Incidentally, this is why AI open-source software engineers make such great targets. The fact that they’re open-source software engineers means that (a) a few hundred thousand dollars is enough to dazzle them, and (b) their fans are technically-engaged enough to be able to figure out how to buy cryptocurrency. Working in AI also means that there’s a fresh pool of hype to draw from (the general hype around cryptocurrency being somewhat dry by now). On top of that, the open-source AI community is fairly small. Yegge mentions in his post that he wouldn’t have taken the offer seriously if Huntley hadn’t already accepted it.

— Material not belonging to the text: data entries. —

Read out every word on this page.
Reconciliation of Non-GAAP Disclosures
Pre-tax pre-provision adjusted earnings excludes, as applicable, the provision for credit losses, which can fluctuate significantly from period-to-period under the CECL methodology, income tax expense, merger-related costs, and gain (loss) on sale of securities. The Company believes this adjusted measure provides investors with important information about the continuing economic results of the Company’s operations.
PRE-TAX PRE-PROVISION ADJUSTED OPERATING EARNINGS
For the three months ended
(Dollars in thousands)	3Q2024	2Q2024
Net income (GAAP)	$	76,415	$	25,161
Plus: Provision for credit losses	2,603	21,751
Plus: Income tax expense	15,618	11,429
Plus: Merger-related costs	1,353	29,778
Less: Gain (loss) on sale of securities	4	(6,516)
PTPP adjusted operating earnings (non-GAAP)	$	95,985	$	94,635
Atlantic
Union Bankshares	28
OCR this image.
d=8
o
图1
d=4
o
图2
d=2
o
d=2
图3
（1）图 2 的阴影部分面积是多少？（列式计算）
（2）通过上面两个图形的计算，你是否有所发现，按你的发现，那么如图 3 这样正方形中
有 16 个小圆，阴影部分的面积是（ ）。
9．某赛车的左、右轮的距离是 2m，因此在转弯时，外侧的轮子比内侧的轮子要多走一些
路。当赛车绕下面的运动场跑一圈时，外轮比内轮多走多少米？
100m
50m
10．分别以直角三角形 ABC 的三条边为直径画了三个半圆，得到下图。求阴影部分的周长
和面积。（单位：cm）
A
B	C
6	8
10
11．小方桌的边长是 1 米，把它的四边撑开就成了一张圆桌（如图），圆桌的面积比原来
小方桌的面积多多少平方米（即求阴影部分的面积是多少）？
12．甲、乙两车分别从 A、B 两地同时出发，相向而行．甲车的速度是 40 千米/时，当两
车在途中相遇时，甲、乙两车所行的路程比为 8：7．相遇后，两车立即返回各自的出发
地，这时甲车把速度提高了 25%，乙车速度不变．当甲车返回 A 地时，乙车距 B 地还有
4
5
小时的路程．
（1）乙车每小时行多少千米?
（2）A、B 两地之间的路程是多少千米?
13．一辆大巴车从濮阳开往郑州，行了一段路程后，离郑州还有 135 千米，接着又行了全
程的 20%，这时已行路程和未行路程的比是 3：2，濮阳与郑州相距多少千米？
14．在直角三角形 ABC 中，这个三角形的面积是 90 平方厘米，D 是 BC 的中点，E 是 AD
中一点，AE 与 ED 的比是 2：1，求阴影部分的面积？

If you couldn’t tell, I think this whole thing is largely predatory. Bags seems to me to be offering crypto-airdrop-pump-and-dumps-as-a-service, where niche celebrities can turn their status as respected community figures into cold hard cash. The people who pay into this are either taken in by the pretense that they’re sponsoring open-source work (in a way orders of magnitude less efficient than just donating money directly), or by the hope that they’re going to win big when the coin goes “to the moon” (which effectively never happens).

The celebrities will make a little bit of money, for their part in it, but the lion’s share of the reward will go to the actual grifters: the insiders who primed the coin and can sell off into the flood of community members who are convinced to buy.